Overview

Dose Ranging Study of Intravenous Oxytocin for Analgesia to Heat Pain

Status:
Not yet recruiting

Trial end date:
2023-02-01

Target enrollment:
0

Participant gender:
All

Summary

This is a study of participants that will receive intravenous (IV) infusions of oxytocin (naturally occurring hormone that is made by the brain). In this study healthy participants will be recruited for the study. There will be 3 study related visits: 1) screening and informed consent 2) study medication infusions and thermal heat testing 3) study medication infusions and thermal heat testing. During study visits 2 and 3 an IV catheter will be placed and a dose of oxytocin or placebo (inactive solution) will be given over a 10 minute period; 1 hour after the first infusion, a second 10 minute infusion of oxytocin will be administered. Investigators will perform some tests to evaluate how oxytocin changes perceptions of the skin. Investigators will study a painful perception by placing a probe on the skin of the side of lower leg and heating it up to 113-117 degrees Fahrenheit (F) (45-47 degrees Celsius (C)) for 5 minutes. Each participant will score any pain that is experienced on a 0 to 10 scale for each minute during the heating period. Most people find that pain rises during the 5 minutes, but remains mild; usually less than 5 on the 0 to 10 pain scale. The temperature of the 5 minute heating will be determined according to the participants pain rating during the screening visit. The primary objective of the study is to determine the dose response of IV oxytocin for analgesia (pain relief) to experimental heat pain.

Phase:

Phase 2

Accepts Healthy Volunteers?

Accepts Healthy Volunteers

Details

Lead Sponsor:

Wake Forest University Health Sciences

Treatments:

Oxytocin

Criteria

Inclusion Criteria:

1. Male or female > 18 and < 75 years of age, Body Mass Index (BMI) <40.

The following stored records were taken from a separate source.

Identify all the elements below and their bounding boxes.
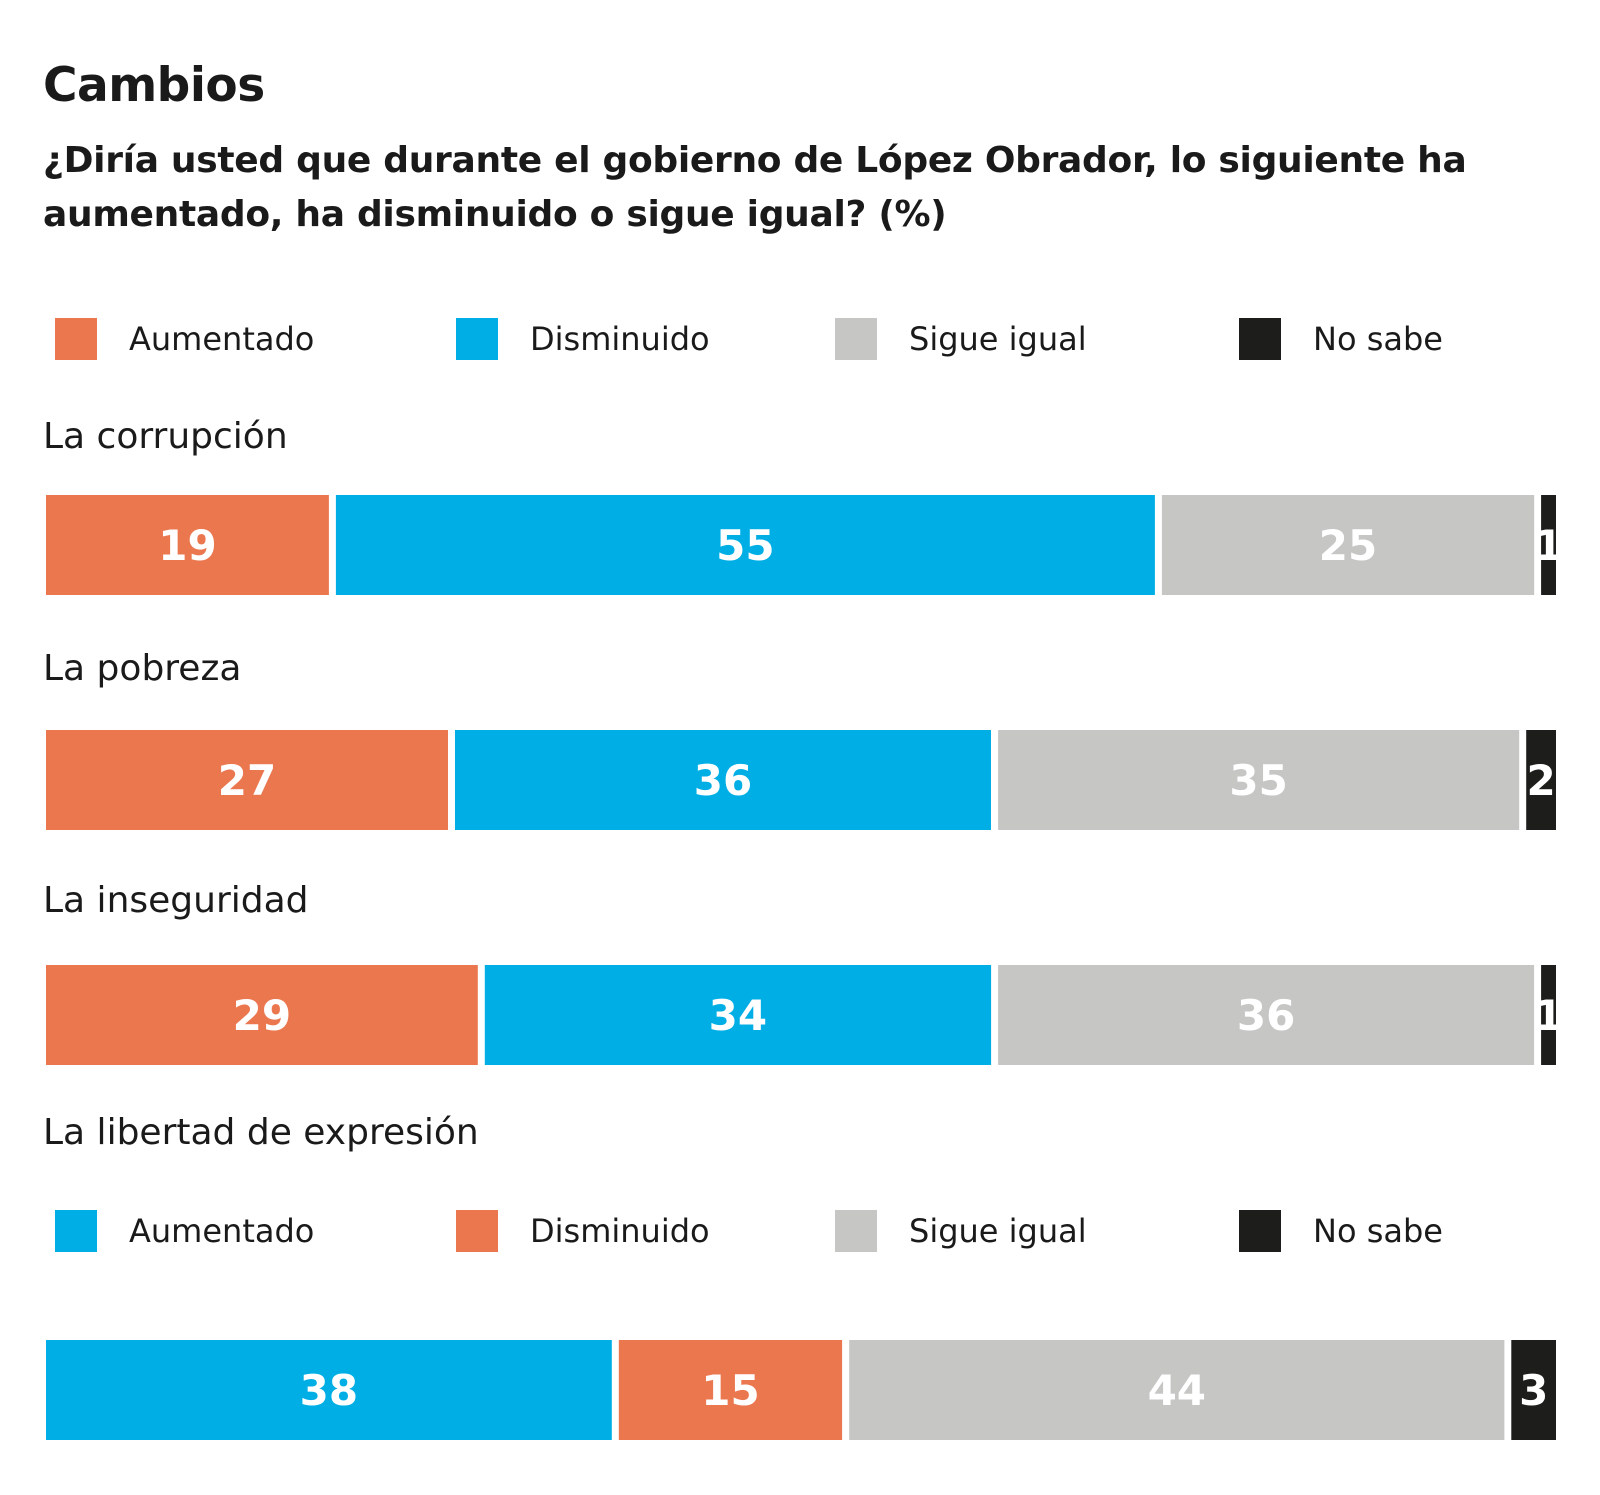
bar-value-label: 15: [701, 1366, 759, 1415]
bar-segment-aumentado: [46, 495, 329, 595]
legend-swatch: [835, 1210, 877, 1252]
legend-swatch: [55, 1210, 97, 1252]
bar-value-label: 2: [1526, 756, 1555, 805]
bar-segment-no-sabe: [1541, 495, 1556, 595]
legend-swatch: [55, 318, 97, 360]
row-label-pobreza: La pobreza: [43, 648, 242, 689]
bar-segment-sigue-igual: [849, 1340, 1505, 1440]
bar-value-label: 34: [709, 991, 767, 1040]
chart-title: Cambios: [43, 58, 265, 113]
legend-label: No sabe: [1313, 1212, 1443, 1250]
bar-value-label: 27: [218, 756, 276, 805]
legend-swatch: [456, 1210, 498, 1252]
bar-segment-sigue-igual: [1161, 495, 1535, 595]
legend-swatch: [835, 318, 877, 360]
bar-value-label: 19: [158, 521, 216, 570]
legend-label: Aumentado: [129, 1212, 315, 1250]
bar-value-label: 29: [233, 991, 291, 1040]
legend-label: Disminuido: [530, 1212, 710, 1250]
bar-segment-sigue-igual: [998, 965, 1535, 1065]
bar-segment-disminuido: [455, 730, 991, 830]
legend-bottom: Aumentado Disminuido Sigue igual No sabe: [0, 1210, 1600, 1252]
legend-top: Aumentado Disminuido Sigue igual No sabe: [0, 318, 1600, 360]
legend-swatch: [456, 318, 498, 360]
bar-value-label: 35: [1229, 756, 1287, 805]
bar-segment-disminuido: [484, 965, 992, 1065]
bar-value-label: 3: [1519, 1366, 1548, 1415]
legend-swatch: [1239, 318, 1281, 360]
bar-value-label: 38: [300, 1366, 358, 1415]
bar-segment-no-sabe: [1541, 965, 1556, 1065]
legend-swatch: [1239, 1210, 1281, 1252]
bar-segment-disminuido: [335, 495, 1155, 595]
legend-label: Aumentado: [129, 320, 315, 358]
bar-segment-no-sabe: [1526, 730, 1556, 830]
bar-value-label: 44: [1148, 1366, 1206, 1415]
bar-value-label: 55: [716, 521, 774, 570]
bar-segment-no-sabe: [1511, 1340, 1556, 1440]
bar-segment-disminuido: [618, 1340, 843, 1440]
bar-segment-aumentado: [46, 965, 478, 1065]
bar-value-label: 1: [1534, 521, 1563, 570]
bar-value-label: 36: [694, 756, 752, 805]
legend-label: Disminuido: [530, 320, 710, 358]
row-label-corrupcion: La corrupción: [43, 416, 288, 457]
legend-label: Sigue igual: [909, 1212, 1087, 1250]
legend-label: No sabe: [1313, 320, 1443, 358]
legend-label: Sigue igual: [909, 320, 1087, 358]
bar-value-label: 25: [1319, 521, 1377, 570]
bar-segment-aumentado: [46, 730, 448, 830]
bar-segment-aumentado: [46, 1340, 612, 1440]
bar-value-label: 36: [1237, 991, 1295, 1040]
bar-segment-sigue-igual: [998, 730, 1520, 830]
row-label-inseguridad: La inseguridad: [43, 880, 309, 921]
row-label-libertad-expresion: La libertad de expresión: [43, 1112, 479, 1153]
chart-subtitle: ¿Diría usted que durante el gobierno de …: [43, 140, 1467, 235]
bar-value-label: 1: [1534, 991, 1563, 1040]
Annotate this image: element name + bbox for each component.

2. Generally in good health as determined by the Principal Investigator based on prior
medical history, American Society of Anesthesiologists physical status 1, 2, or 3.

3. For healthy volunteers, normal blood pressure (systolic 90-140 mmHg; diastolic 50-90
mmHg) resting heart rate 45-100 beats per minute) without medication. For knee
arthritis subjects, normal blood pressure or, for those with hypertension, pressure
controlled with anti-hypertensives and with a resting heart rate 45-100 beats per
minute.

4. Female subjects of child-bearing potential and those < 1 year post-menopausal, must be
practicing highly effective methods of birth control such as hormonal methods (e.g.,
combined oral, implantable, injectable, or transdermal contraceptives), double barrier
methods (e.g., condoms, sponge, diaphragm, or vaginal ring plus spermicidal jellies or
cream), or total abstinence from heterosexual intercourse for a minimum of 1 full
cycle before study drug administration.

Exclusion Criteria:

1. Hypersensitivity, allergy, or significant reaction to any ingredient of Pitocin®

2. Any disease, diagnosis, or condition (medical or surgical) that, in the opinion of the
Principal Investigator, would place the subject at increased risk (active gynecologic
disease in which increased tone would be detrimental e.g., uterine fibroids with
ongoing bleeding), compromise the subject's compliance with study procedures, or
compromise the quality of the data

3. Women who are pregnant (positive result for serum pregnancy test at screening visit),
women who are currently nursing or lactating, women that have been pregnant within 2
years

4. Subjects with neuropathy, chronic pain, diabetes mellitus, or taking benzodiazepines
or pain medications on a daily basis.

5. Subjects with current or history of ventricular tachycardia, atrial fibrillation or
prolonged QT interval.

6. Subjects with past or current history of hyponatremia or at risk for hyponatremia;
anyone taking thiazide diuretics, loop diuretics, combination diuretics, lithium,
carbamazepine, enalapril, Ramipril, celecoxib, temazepam, gliclazide, glimepiride,
glibenclamide, glipizide, omeprazole, pantoprazole, desmopressin, SSRI's, MAOI, or the
recreational drug ecstasy.

7. Subjects with a known latex allergy.

8. Subjects with a pain score rating of 1 or less during the initial training session to
a 5 minute heating of 45°C- 47 °C to the lower calf.